I plan to travel a lot. I would love to own or periodically rent an RV and hit the road. I love to drive and see the country. I also want to see the rest of the world as well on cruises and land-based vacations.

Snoozan
08-27-2005, 05:07 PM
This thread has really given me something to think about, especially the part of having 12 things for activities. I'm 46 now, my DH is 48 and we've had our house here in Mass. paid off for years, but now I've got 2 yrs of college to help pay for for my youngest DS. I do know, and keep telling my DH, that I absolutely will NOT be living in NE during the months of January, February & March the minute I retire. I'm hoping our jobs stay here in this area until we're ready for early retirement - 55 for me, 57 for DH. That would give my DH something like 35+ years with the same company and about 35 years for me, with my company changing hands a few times, but really still the same company.

I've had several health issues, including cancer, that I've dealt with so I'm a big believer in not putting everything off "until we retire". That's one reason I take my yearly or more trips to Disney, as well as other short vacations.
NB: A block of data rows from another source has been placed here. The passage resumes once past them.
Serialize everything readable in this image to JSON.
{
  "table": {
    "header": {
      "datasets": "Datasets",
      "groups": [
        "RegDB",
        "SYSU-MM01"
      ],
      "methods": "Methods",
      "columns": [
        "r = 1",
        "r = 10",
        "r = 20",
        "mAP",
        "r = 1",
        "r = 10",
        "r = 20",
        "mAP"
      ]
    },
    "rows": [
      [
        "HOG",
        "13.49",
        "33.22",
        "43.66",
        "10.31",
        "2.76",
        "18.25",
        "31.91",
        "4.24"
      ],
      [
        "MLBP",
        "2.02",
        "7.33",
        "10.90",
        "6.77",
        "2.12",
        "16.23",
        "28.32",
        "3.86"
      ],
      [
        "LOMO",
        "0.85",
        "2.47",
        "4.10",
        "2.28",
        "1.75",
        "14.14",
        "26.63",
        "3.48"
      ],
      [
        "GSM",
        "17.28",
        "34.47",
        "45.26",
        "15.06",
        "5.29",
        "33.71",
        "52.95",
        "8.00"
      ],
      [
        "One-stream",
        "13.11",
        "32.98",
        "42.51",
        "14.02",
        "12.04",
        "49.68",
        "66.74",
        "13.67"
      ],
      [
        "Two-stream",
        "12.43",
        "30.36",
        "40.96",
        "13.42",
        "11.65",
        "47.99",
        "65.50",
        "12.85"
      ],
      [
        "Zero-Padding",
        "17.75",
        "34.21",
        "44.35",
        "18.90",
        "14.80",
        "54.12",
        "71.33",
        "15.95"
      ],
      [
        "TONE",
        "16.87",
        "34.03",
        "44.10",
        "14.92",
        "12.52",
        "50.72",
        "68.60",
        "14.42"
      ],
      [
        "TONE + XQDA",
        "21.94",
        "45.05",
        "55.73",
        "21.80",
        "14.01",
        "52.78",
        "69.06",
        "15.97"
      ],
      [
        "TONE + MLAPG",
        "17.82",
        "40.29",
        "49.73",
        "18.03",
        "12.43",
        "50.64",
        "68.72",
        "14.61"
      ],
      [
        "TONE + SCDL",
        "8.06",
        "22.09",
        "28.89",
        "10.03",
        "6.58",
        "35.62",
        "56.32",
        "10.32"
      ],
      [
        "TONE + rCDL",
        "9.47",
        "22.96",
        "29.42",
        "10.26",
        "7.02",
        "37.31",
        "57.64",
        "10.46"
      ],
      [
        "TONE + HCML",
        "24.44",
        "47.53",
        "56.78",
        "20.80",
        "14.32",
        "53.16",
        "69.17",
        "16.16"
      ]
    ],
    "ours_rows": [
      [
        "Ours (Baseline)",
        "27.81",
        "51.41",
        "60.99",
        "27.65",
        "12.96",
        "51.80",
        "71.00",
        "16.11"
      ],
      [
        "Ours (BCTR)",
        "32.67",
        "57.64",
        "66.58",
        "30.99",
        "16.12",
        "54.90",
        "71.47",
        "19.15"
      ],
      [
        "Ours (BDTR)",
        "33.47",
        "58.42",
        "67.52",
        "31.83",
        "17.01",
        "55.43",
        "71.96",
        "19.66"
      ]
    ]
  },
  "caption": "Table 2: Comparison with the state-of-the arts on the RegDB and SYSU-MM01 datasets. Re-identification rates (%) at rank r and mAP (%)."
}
My next goal is to see the Red Sox play in away games at least once every season. That'll get me to see cities I'd probably never experience, plus I'd get to see the Red Sox play, as it's next to impossible to get tix to Fenway! This year was Baltimore - next year is Philly or Tampa!

My DH & I are savers and are quite frugal most of the time, so I'm hoping we will have the $$$ we need to stop working Full-time within 10 years. I can see my DH working for the local golf course during the summer and I'd be happy working part-time and volunteering. I'm sure the health insurance issue will be the driving force in determining when we retire.